Asosiasi Ungkap Beda Dampak Produk HPTL dengan Rokok ke Konsumen

Ilustrasi vape.
Sumber :
  • U-Report

VIVA – Produk Hasil Pengolahan Tembakau Lainnya (HPTL), seperti rokok elektrik dan produk tembakau yang dipanaskan, disebut terbukti secara ilmiah memiliki profil risiko yang lebih rendah hingga 90-95 persen dibandingkan rokok. 

Karena itu, produk yang merupakan hasil dari pengembangan inovasi serta teknologi ini telah digunakan di sejumlah negara untuk menurunkan prevalensi merokok.

Ketua Umum Aliansi Pengusaha Penghantar Nikotin Elektronik Indonesia (APPNINDO), Roy Lefrans, menjabarkan perbedaan risiko produk HPTL dengan rokok. HPTL mempunyai risiko yang lebih rendah daripada rokok karena tidak ada proses pembakaran dalam penggunaannya. 

“Sedangkan pada rokok kan harus dibakar, itulah mengapa produk HPTL tidak mengandung TAR, karena pembakaran itulah yang menghasilkan zat-zat berbahaya,” kata Roy dikutip Jumat, 28 Mei 2021.

Baca juga: Walkot Semarang Minta Warga Tanam Talas, Potensi Ekspor Daunnya Besar

Menurut dia, sudah ada beberapa bukti penelitian yang menunjukkan produk HPTL memiliki risiko yang lebih rendah dibandingkan rokok. Salah satunya riset yang dilakukan badan eksekutif dari Departemen Kesehatan dan Pelayanan Sosial di Inggris, Public Health England, yang berjudul 'Evidence Review of E-Cigarettes and Heated Tobacco Product 2018'. Yang menyatakan, profil risiko produk HPTL 95 persen lebih rendah daripada rokok.

“Kalau di Eropa lebih seru lagi, produk HPTL justru jadi resep dari dokter untuk pasien yang mau berhenti merokok. Di Selandia Baru mereka punya program Bebas Asap Rokok 2025 dan untuk mendukung program itu produk HPTL menjadi salah satu solusinya. Ini kan bagus banget ya,” ujarnya. 

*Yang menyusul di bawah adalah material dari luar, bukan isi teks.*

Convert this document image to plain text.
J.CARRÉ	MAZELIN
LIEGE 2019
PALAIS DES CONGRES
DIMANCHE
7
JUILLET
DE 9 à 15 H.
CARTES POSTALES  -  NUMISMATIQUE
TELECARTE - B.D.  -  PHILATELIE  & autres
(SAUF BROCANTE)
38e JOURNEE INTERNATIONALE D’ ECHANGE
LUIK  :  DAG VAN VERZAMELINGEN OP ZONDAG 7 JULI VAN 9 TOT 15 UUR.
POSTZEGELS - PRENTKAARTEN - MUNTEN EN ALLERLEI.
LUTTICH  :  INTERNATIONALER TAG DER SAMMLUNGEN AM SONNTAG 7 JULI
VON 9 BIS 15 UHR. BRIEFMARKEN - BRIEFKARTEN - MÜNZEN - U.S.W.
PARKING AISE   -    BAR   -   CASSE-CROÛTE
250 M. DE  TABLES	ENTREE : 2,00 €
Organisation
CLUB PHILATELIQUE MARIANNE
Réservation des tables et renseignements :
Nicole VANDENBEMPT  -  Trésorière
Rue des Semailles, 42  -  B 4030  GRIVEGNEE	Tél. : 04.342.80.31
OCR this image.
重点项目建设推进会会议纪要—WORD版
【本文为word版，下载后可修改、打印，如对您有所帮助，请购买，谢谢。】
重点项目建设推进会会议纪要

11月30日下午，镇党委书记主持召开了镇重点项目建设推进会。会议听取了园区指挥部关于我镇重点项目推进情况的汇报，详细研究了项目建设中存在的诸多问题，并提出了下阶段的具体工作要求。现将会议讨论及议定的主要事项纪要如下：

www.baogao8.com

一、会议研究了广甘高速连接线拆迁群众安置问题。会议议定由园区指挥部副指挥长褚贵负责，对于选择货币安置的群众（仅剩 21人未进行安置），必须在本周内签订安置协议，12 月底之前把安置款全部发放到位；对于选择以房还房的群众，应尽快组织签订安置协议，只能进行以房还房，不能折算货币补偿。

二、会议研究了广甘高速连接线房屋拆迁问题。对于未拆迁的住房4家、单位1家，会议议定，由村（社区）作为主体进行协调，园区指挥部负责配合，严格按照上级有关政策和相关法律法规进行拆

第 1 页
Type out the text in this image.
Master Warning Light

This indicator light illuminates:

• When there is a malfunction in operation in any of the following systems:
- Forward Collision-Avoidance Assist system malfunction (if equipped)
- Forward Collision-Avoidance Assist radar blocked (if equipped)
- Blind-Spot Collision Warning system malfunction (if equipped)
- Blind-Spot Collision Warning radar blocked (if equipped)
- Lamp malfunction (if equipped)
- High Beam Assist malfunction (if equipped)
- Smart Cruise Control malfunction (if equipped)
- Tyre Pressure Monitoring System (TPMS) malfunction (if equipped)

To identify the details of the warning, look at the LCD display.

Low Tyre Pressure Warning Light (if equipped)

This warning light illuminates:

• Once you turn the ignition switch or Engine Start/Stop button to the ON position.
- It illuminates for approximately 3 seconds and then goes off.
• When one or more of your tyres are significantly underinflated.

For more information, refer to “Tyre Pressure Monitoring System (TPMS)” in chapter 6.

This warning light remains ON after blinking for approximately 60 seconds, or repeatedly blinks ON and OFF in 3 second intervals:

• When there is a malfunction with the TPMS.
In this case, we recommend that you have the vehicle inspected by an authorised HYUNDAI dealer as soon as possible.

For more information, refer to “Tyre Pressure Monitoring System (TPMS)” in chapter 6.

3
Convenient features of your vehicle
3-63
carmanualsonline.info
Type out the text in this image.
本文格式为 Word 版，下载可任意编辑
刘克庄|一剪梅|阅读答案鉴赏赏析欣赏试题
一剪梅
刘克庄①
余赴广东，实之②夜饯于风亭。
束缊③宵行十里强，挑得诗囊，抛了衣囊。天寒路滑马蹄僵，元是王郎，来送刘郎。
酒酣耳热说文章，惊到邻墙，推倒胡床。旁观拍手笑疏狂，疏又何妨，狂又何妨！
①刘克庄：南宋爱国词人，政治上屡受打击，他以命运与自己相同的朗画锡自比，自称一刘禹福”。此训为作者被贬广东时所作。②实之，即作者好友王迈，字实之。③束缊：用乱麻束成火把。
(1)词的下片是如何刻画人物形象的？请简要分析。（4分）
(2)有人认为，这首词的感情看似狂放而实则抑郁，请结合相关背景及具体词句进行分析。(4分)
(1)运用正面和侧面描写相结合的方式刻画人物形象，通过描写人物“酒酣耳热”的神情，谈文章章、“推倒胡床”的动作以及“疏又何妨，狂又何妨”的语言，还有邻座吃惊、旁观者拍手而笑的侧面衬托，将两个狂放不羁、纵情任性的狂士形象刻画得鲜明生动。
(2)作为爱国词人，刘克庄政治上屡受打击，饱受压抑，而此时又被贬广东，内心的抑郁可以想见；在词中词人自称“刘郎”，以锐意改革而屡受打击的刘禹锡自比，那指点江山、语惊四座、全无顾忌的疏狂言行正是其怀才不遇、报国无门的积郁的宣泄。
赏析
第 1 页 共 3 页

Sebagai informasi, pada Februari 2021, Public Health England, juga telah menerbitkan laporan independen ketujuh yang merangkum bukti terbaru tentang rokok elektrik.

Sebanyak 27,2 persen orang menggunakan rokok elektrik sebagai bantuan untuk berhenti merokok dalam kurun waktu 12 bulan pada 2020. Dibandingkan dengan 15,5 persen orang yang menggunakan terapi pengganti nikotin dan 4,4 persen yang menggunakan obat varenicline. 

Roy mengungkapkan masih banyak perokok dewasa yang belum mengetahui informasi tersebut. Untuk itu diperlukan adanya edukasi dengan menggandeng berbagai pemangku kepentingan terkait. 

“Inilah peran asosiasi untuk bekerja sama dengan Pemerintah untuk terus mensosialisasikan fakta tentang produk HPTL ke masyarakat,” katanya. 

Selama ini, Roy melanjutkan, perokok dewasa mendapatkan informasi yang keliru mengenai produk HPTL. Misalnya, produk ini dianggap sama berbahayanya bagi kesehatan seperti rokok. Padahal, hasil sejumlah kajian ilmiah dari dalam dan luar negeri telah menunjukkan fakta yang sebaliknya. 

“Kendala kami dalam melakukan sosialisasi adalah hoaks dan kampanye hitam, masyarakat mendapatkan dua informasi berbeda, yang salah dan yang benar,” tutup Roy.